OK, so here's a secret for you--I'm a huge fan of war movies. I know, strange, right? Now there are many kinds of movies I really can't stand. Any movie where the main character (s) go from one little thing not going their way to having a house burn down--these movies make me crazy. "Meet the Parents" is one such example. Anything that can go wrong does for poor Ben Stiller. I don't think it one bit funny! And, despite the fact that merely mentioning this title will make the Beve laugh and recite certain lines, I don't like the movie "Trains, Planes and Automobiles," either. Too many improbable catastrophes happen in a row!
Another type of movie I really don't like is one in which I'm compelled to root for the 'bad guy,' or the person breaking the law. The "Thomas Crown Affair" was a movie like this--thieves as the heroes. So are all those "Ocean" movies. Yes, they're clever; yes, they have giant stars who aren't hard on the eyes, but I still sit on the edge of my seat, hoping this band of robbers can pull off the heist. When you think about it, would you ever do this in real life?
But I love war movies. I'm not really sure why. They aren't necessarily my very favorite kind--which would be character driven dramas. But I do love well-made war epics. J has the "Band of Brothers" DVD set, and I've watched the entire thing more than once. And Clint Eastwood's "Flags of Our Fathers"? Loved it! I sat through "The Deerhunter" with the Beve in Finland, with Finnish subtitled throughout. And when I was about eight months pregnant with J, we saw "Platoon," and the baby kicked in my stomach at every shot fired--making me experience the movie from the inside out! But my favorite war movie has to be "Saving Private Ryan." Yes, I know the first twenty minutes of it are more violent than any movie before or since. Yes, it made me want to cover my eyes and close my ears. For all that it was brilliant, combining the feel of war to primarily a character-driven piece.

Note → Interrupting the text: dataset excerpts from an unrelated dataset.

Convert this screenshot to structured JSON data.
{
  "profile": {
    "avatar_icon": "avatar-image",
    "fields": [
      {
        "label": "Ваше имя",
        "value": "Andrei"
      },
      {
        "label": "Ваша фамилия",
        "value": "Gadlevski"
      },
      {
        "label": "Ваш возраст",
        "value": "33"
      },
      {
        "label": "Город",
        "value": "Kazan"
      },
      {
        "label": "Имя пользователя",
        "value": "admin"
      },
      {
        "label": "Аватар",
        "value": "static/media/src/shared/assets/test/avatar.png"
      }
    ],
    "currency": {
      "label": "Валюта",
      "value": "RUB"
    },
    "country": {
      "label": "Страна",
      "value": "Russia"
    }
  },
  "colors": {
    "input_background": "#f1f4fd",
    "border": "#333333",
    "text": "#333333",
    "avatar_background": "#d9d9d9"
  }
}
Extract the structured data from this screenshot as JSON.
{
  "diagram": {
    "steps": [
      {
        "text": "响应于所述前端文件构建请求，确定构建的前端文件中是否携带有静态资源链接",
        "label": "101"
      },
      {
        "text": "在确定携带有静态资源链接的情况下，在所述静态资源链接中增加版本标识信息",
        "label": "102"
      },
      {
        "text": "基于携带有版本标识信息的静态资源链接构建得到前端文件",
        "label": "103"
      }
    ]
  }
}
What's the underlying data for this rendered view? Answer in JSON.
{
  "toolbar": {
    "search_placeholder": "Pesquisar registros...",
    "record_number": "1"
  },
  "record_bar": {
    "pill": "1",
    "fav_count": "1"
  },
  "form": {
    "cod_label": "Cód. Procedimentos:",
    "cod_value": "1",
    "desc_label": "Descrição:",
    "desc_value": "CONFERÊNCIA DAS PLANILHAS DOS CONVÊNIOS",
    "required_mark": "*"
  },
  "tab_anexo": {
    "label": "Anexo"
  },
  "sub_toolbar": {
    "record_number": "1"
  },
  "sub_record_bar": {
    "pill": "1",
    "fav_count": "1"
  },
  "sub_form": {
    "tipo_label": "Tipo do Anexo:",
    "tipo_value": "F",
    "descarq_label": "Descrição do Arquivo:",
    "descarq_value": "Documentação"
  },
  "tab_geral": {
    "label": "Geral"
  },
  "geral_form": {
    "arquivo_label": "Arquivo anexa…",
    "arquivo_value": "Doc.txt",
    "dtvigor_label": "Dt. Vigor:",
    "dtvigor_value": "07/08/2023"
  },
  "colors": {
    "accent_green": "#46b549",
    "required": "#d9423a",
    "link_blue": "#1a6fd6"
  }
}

And my favorite scene in that movie is very close to the end. Tom Hanks is sitting on a just-saved bridge, a fatal wound already clouding his vision. Matt Damon, the saved 'Private Ryan', is standing over him when Hanks beckons him to lean down for what will be the captain's final words. "Earn this!" the captain tells the private. Earn this saving of your life, this ticket home. Earn what had been done for you at so high a price--the deaths of most of the men who came to save you.
Jesus, hanging on the cross, or resurrected and standing among the disciples behind the closed door of the upper room, could be saying those very words. "It is finished," he cried from the cross. "Now earn it!" I almost hear Him cry. Live your life worthy of what I've done for you, worthy of this Incarnate gospel. "Earn this," he whispers to each of us.
Legally, before the court of God, we have already been saved, already been made perfect by those stripes and nail holes on the body of Christ. The Father already sees the fulfilment of our holiness. But on this earth, we must walk daily, must grow up in Him more and more toward that which He's already given us. It's an odd paradox that we already are what we must become, we already have that for which we aim. So this moment in "Saving Private Ryan," helps me get it. Earn this! Private Ryan cannot turn the clock backwards so he isn't saved, he can only walk into his life, living up to what has been done for him.
Earn this, is the whisper I hear in the dark. Not earning my right to salvation, not working my way into heaven, but living my LIFE in light of salvation and heaven together.
Lord, grant us the grace to be worthy of your Name.